When does opposition turn into disloyalty? Recently, Congress passed and President Bush signed into law the, “Syria Accountability and Lebanese Sovereignty Restoration Act of 2003”. In it, the Congress voiced its sense with the following:
SEC. 3. SENSE OF CONGRESS. (partial list)
- the Government of Syria should immediately and unconditionally halt support for terrorism, permanently and openly declare its total renunciation of all forms of terrorism, and close all terrorist offices and facilities in Syria, including the offices of Hamas, Hizballah, Palestinian Islamic Jihad, the Popular Front for the Liberation of Palestine, and the Popular Front for the Liberation of Palestine--General Command;
- the Government of Syria should halt the development and deployment of medium- and long-range surface-to-surface missiles and cease the development and production of biological and chemical weapons;
In light of these strong statements about Syria and its support of terrorism, Congresswoman Sheila Jackson Lee (D-TX), visited Europe and spoke to Syria’s President, Bashar Assad. According to reports in the Houston Chonicle, she was ‘impressed’ with the president and invited him to speak in Texas. “He’s a 39-year-old president who even gave us a picture of him and his children . . .” “Let’s see what he can do. He’s not his father,” a reference to Hafez Assad, who ruled Syria with an iron grip for 30 years before his death in 2000.” It’s hard to understand the representative’s thinking by making nice with Syria. It directly opposes the sense of the Congress and undermines foreign policy.

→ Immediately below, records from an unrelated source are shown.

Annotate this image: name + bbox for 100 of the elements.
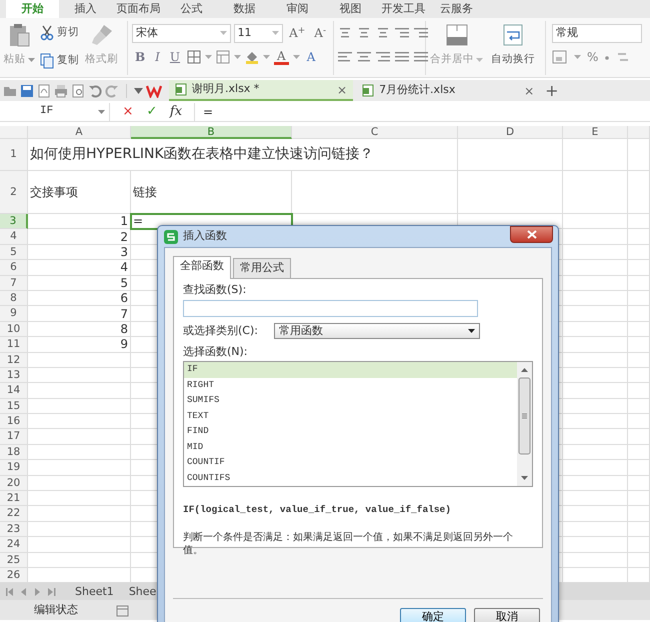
increase-decimal-icon[interactable] <box>616 50 630 64</box>
table-cell[interactable] <box>628 290 650 306</box>
table-cell[interactable]: 交接事项 <box>28 171 131 214</box>
align-center-icon[interactable] <box>357 50 371 64</box>
table-cell[interactable] <box>628 352 650 368</box>
table-cell[interactable] <box>628 139 650 171</box>
function-item[interactable]: SUMIFS <box>184 393 517 408</box>
table-cell[interactable]: 3 <box>28 244 131 260</box>
undo-icon[interactable] <box>88 84 102 98</box>
table-cell[interactable] <box>628 552 650 568</box>
menu-tab[interactable]: 视图 <box>324 0 377 18</box>
font-style-button[interactable]: B <box>132 48 148 66</box>
table-cell[interactable] <box>628 476 650 492</box>
cut-button[interactable]: 剪切 <box>40 21 79 45</box>
row-header[interactable]: 11 <box>0 337 28 353</box>
insert-function-button[interactable]: fx <box>164 102 188 122</box>
align-bottom-icon[interactable] <box>376 26 390 40</box>
column-header[interactable]: A <box>28 126 131 139</box>
table-cell[interactable] <box>563 398 628 414</box>
table-cell[interactable] <box>563 414 628 430</box>
sheet-nav-next-icon[interactable] <box>33 586 42 597</box>
table-cell[interactable] <box>563 214 628 230</box>
dialog-tab[interactable]: 全部函数 <box>173 256 231 278</box>
font-size-button[interactable]: A$^{-}$ <box>311 24 329 42</box>
menu-tab[interactable]: 插入 <box>59 0 112 18</box>
ok-button[interactable]: 确定 <box>400 608 466 622</box>
table-cell[interactable] <box>628 398 650 414</box>
table-cell[interactable]: 1 <box>28 214 131 230</box>
sheet-nav-prev-icon[interactable] <box>19 586 28 597</box>
table-cell[interactable]: 7 <box>28 306 131 322</box>
table-cell[interactable] <box>628 244 650 260</box>
table-cell[interactable] <box>563 290 628 306</box>
table-cell[interactable] <box>563 244 628 260</box>
new-tab-button[interactable]: + <box>545 78 559 102</box>
select-all-corner[interactable] <box>0 126 28 139</box>
table-cell[interactable] <box>563 337 628 353</box>
row-header[interactable]: 3 <box>0 214 28 230</box>
table-cell[interactable] <box>628 260 650 276</box>
table-cell[interactable] <box>628 522 650 538</box>
function-item[interactable]: TEXT <box>184 408 517 424</box>
table-cell[interactable] <box>628 214 650 230</box>
row-header[interactable]: 22 <box>0 506 28 522</box>
cancel-button[interactable]: 取消 <box>474 608 540 622</box>
table-cell[interactable] <box>563 444 628 460</box>
table-cell[interactable]: 如何使用HYPERLINK函数在表格中建立快速访问链接？ <box>28 139 458 171</box>
table-cell[interactable] <box>628 229 650 245</box>
table-cell[interactable] <box>563 260 628 276</box>
row-header[interactable]: 19 <box>0 460 28 476</box>
name-box[interactable]: IF <box>0 102 110 120</box>
row-header[interactable]: 20 <box>0 476 28 492</box>
clear-format-button[interactable]: A <box>304 48 318 66</box>
function-item[interactable]: FIND <box>184 424 517 440</box>
row-header[interactable]: 18 <box>0 444 28 460</box>
table-cell[interactable] <box>628 383 650 399</box>
table-cell[interactable]: 4 <box>28 260 131 276</box>
align-top-icon[interactable] <box>338 26 352 40</box>
table-cell[interactable] <box>628 506 650 522</box>
font-style-button[interactable]: U <box>166 48 184 66</box>
row-header[interactable]: 14 <box>0 383 28 399</box>
table-cell[interactable] <box>563 552 628 568</box>
font-size-dropdown[interactable]: 11 <box>234 24 284 42</box>
wrap-text-button[interactable]: 自动换行 <box>491 21 535 75</box>
table-cell[interactable]: 9 <box>28 337 131 353</box>
table-cell[interactable]: = <box>131 214 292 230</box>
table-cell[interactable] <box>563 522 628 538</box>
sheet-nav-last-icon[interactable] <box>47 586 56 597</box>
menu-tab[interactable]: 审阅 <box>271 0 324 18</box>
row-header[interactable]: 9 <box>0 306 28 322</box>
dialog-tab[interactable]: 常用公式 <box>233 258 291 278</box>
table-cell[interactable] <box>28 491 131 506</box>
row-header[interactable]: 15 <box>0 398 28 414</box>
table-cell[interactable] <box>563 476 628 492</box>
export-pdf-icon[interactable] <box>37 84 51 98</box>
print-preview-icon[interactable] <box>71 84 85 98</box>
sheet-tab[interactable]: Shee <box>124 584 160 600</box>
table-cell[interactable] <box>563 276 628 291</box>
table-cell[interactable] <box>28 476 131 492</box>
table-cell[interactable] <box>563 460 628 476</box>
table-cell[interactable] <box>628 460 650 476</box>
table-cell[interactable] <box>563 368 628 384</box>
table-cell[interactable] <box>628 444 650 460</box>
table-cell[interactable]: 2 <box>28 229 131 245</box>
row-header[interactable]: 8 <box>0 290 28 306</box>
table-cell[interactable] <box>28 552 131 568</box>
redo-icon[interactable] <box>105 84 119 98</box>
function-item[interactable]: MID <box>184 440 517 455</box>
fill-bucket-icon[interactable] <box>245 50 260 64</box>
function-item[interactable]: RIGHT <box>184 378 517 393</box>
dropdown-icon[interactable] <box>134 88 143 94</box>
cancel-button[interactable]: × <box>116 102 140 122</box>
menu-tab[interactable]: 云服务 <box>430 0 483 18</box>
font-size-button[interactable]: A$^{+}$ <box>286 24 308 42</box>
table-cell[interactable] <box>563 171 628 214</box>
menu-tab[interactable]: 开发工具 <box>377 0 430 18</box>
indent-icon[interactable] <box>395 26 409 40</box>
table-cell[interactable] <box>563 229 628 245</box>
menu-tab[interactable]: 页面布局 <box>112 0 165 18</box>
table-cell[interactable] <box>28 352 131 368</box>
row-header[interactable]: 21 <box>0 491 28 506</box>
row-header[interactable]: 24 <box>0 537 28 553</box>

As rousing as these tactics may be, they do nothing to shed light on the pressing issues of the day. In fact, they obscure the real problems allowing our politicians to pretend to stand for something when in truth they stand for nothing. I don’t know how others feel, but nothing so far garners my respect for the candidates or their positions. I will feel much better when I hear their thinking on such things as:
- furthering the war on terror;
- illegal immigration
- taxes and the economy
- combating narco-trafficking
- the impending social security crisis.